Pope Francis seems to share McElroy’s position, telling reporters in 2021 that he never refused Communion for anybody and that:

[B]ishops should manage problems as pastors lest they take a political stance on a political problem.

He said at the time:

What must the pastor do?

Be a pastor, don’t go condemning.

Be a pastor, because he is a pastor also for the excommunicated.

Afterward, the U.S. Conference of Catholic Bishops, which had been weighing communicating clearly that bishops should deny Communion to abortion supporters, issued a document whose only apparent reference to such a matter said that:

[L]ay people who exercise some form of public authority have a special responsibility to embody Church teaching in their service of the common good.

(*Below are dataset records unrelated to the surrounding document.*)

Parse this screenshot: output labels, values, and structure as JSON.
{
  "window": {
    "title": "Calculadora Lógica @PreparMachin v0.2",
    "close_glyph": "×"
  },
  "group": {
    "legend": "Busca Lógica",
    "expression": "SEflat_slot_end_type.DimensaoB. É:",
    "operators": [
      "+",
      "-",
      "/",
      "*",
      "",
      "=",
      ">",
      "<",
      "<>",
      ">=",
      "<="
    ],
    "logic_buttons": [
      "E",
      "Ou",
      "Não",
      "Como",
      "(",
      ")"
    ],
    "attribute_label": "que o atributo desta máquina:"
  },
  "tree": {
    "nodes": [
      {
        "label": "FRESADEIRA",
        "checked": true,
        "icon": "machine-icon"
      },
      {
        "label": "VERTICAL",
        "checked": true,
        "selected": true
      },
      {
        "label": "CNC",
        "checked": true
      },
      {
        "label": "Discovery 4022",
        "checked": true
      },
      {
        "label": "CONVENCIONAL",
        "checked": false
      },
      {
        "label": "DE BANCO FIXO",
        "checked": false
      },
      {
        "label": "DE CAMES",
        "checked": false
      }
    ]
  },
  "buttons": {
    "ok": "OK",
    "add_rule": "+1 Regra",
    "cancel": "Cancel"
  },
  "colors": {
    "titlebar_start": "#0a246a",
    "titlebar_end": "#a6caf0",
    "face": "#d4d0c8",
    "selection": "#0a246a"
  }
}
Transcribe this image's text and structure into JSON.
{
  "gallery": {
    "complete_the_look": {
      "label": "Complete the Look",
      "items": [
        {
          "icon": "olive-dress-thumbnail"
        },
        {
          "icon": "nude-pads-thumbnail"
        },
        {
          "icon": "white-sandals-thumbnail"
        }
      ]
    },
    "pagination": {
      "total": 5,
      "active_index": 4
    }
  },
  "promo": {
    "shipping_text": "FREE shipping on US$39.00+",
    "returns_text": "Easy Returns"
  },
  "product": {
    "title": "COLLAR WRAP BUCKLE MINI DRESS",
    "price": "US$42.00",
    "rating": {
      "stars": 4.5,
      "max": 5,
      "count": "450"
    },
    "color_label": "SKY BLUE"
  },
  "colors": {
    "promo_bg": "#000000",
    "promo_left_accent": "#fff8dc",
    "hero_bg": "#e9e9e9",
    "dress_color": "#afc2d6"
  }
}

Archbishop Cordileone’s original statement barring Pelosi Communion:

After numerous attempts to speak with her to help her understand the grave evil she is perpetrating, the scandal she is causing, and the danger to her own soul she is risking, I have determined that the point has come in which I must make a public declaration that she is not to be admitted to Holy Communion unless and until she publicly repudiate her support for abortion ‘rights’ and confess and receive absolution for her cooperation in this evil in the sacrament of Penance.

The move drew support from other bishops, but not all.

Pelosi decried the action, calling it “very dangerous,” and questioned why people who support the death penalty weren’t likewise punished.

Final thought, a question and an observation: What do the Clinton Crime Family and the Pelosi Crime Family have in common? If you cross either of them, you subject yourself to grave peril.